Made it back home on the Metro again. Great success. AND made sure to use the bathrooms at the McDonalds before heading into the terminal. McDonalds is actually one of the nicest restaurants you can go to in China. It’s more like a Starbucks than a fast food joint. Still no toilet paper though, but I’ve gotten into the habit of carrying some with me at all times. Oh, and speaking of bathrooms (yes, good bathrooms are VERY, VERY IMPORTANT in China), the bathrooms in the skyscraper were awesome! They even had bottom washers. Cool huh? And most importantly, they weren’t squatty-potties. Whoop whoop! So onto the metro we climbed. This time we boarded the wrong train on line 11 but luckily asked a Chinese rider before it took off.
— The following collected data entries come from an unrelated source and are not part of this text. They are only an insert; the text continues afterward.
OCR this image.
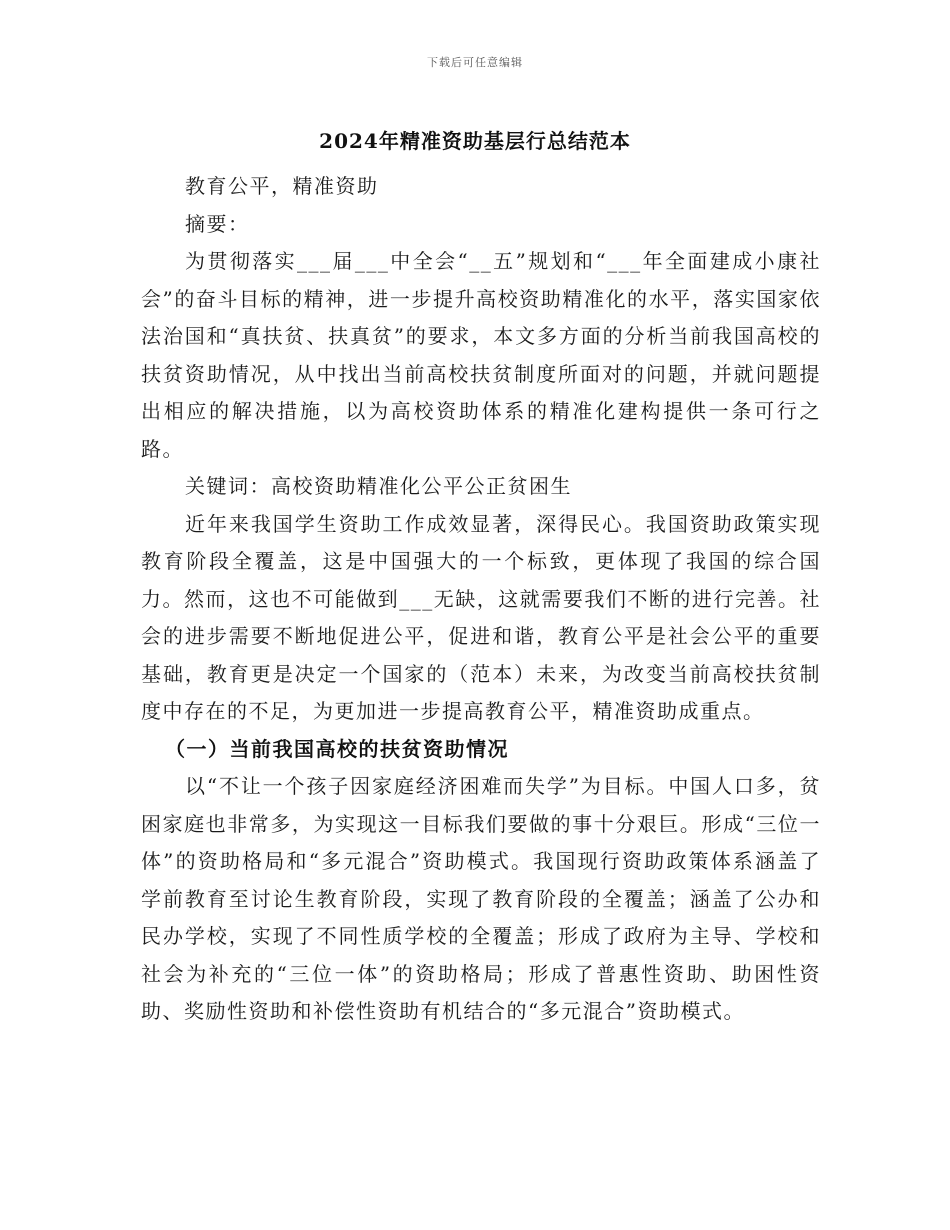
下载后可任意编辑
2024年精准资助基层行总结范本

教育公平，精准资助

摘要：

为贯彻落实___届___中全会“__五”规划和“___年全面建成小康社会”的奋斗目标的精神，进一步提升高校资助精准化的水平，落实国家依法治国和“真扶贫、扶真贫”的要求，本文多方面的分析当前我国高校的扶贫资助情况，从中找出当前高校扶贫制度所面对的问题，并就问题提出相应的解决措施，以为高校资助体系的精准化建构提供一条可行之路。

关键词：高校资助精准化公平公正贫困生

近年来我国学生资助工作成效显著，深得民心。我国资助政策实现教育阶段全覆盖，这是中国强大的一个标致，更体现了我国的综合国力。然而，这也不可能做到___无缺，这就需要我们不断的进行完善。社会的进步需要不断地促进公平，促进和谐，教育公平是社会公平的重要基础，教育更是决定一个国家的（范本）未来，为改变当前高校扶贫制度中存在的不足，为更加进一步提高教育公平，精准资助成重点。

（一）当前我国高校的扶贫资助情况

以“不让一个孩子因家庭经济困难而失学”为目标。中国人口多，贫困家庭也非常多，为实现这一目标我们要做的事十分艰巨。形成“三位一体”的资助格局和“多元混合”资助模式。我国现行资助政策体系涵盖了学前教育至讨论生教育阶段，实现了教育阶段的全覆盖；涵盖了公办和民办学校，实现了不同性质学校的全覆盖；形成了政府为主导、学校和社会为补充的“三位一体”的资助格局；形成了普惠性资助、助困性资助、奖励性资助和补偿性资助有机结合的“多元混合”资助模式。
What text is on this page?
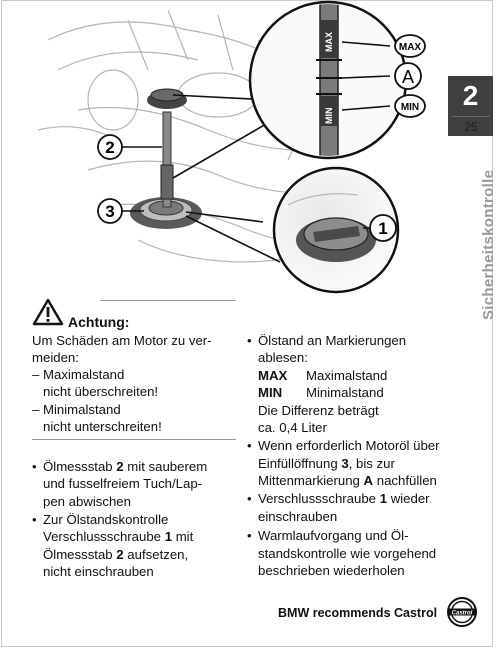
MAX
MIN
MAX
A
MIN
1
2
3
2
25
Sicherheitskontrolle
Achtung:
Um Schäden am Motor zu ver-
meiden:
– Maximalstand
nicht überschreiten!
– Minimalstand
nicht unterschreiten!
• Ölmessstab 2 mit sauberem
und fusselfreiem Tuch/Lap-
pen abwischen
• Zur Ölstandskontrolle
Verschlussschraube 1 mit
Ölmessstab 2 aufsetzen,
nicht einschrauben
• Ölstand an Markierungen
ablesen:
MAX Maximalstand
MIN Minimalstand
Die Differenz beträgt
ca. 0,4 Liter
• Wenn erforderlich Motoröl über
Einfüllöffnung 3, bis zur
Mittenmarkierung A nachfüllen
• Verschlussschraube 1 wieder
einschrauben
• Warmlaufvorgang und Öl-
standskontrolle wie vorgehend
beschrieben wiederholen
BMW recommends Castrol Castrol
We got off then posted up in front of the door. You have to be ready to pounce as soon as the train arrives if you want a seat. As soon as the doors open, the crowd swarms in, not even pausing to let passengers off. We saw a little girl almost get trampled as people pushed and shoved to get onto the coveted benches. Allyson and I are starting to like the free-for-all experiences in China but we’ll see if this feeling lasts come National Day! On the train, we watched three cute little kids play on the nasty floor of the train – sticking their fingers in each others mouths, grabbing the poles, touching their faces, and so on. Cute but gross. Oh, China. Once we arrived in North Jiading, we walked outside the station to flag down a taxi. As soon as we stepped onto the sidewalk, we were bombarded by a group of young guys who motioned towards their motorcycles offering to give us a ride. Are you kidding me??? “BU YAO! (No want!)” They hounded us for a little bit but eventaully gave up and just stood behind us whispering to each other. Allyson said they were talking about us saying, “Talk to them, talk to them.” “I can’t. They don’t understand.” It was harmless and funny and we laughed about it as we jumped in a cab and drove home. What can we say, we’re celebrities!
Love you all! Allyson will post some pictures!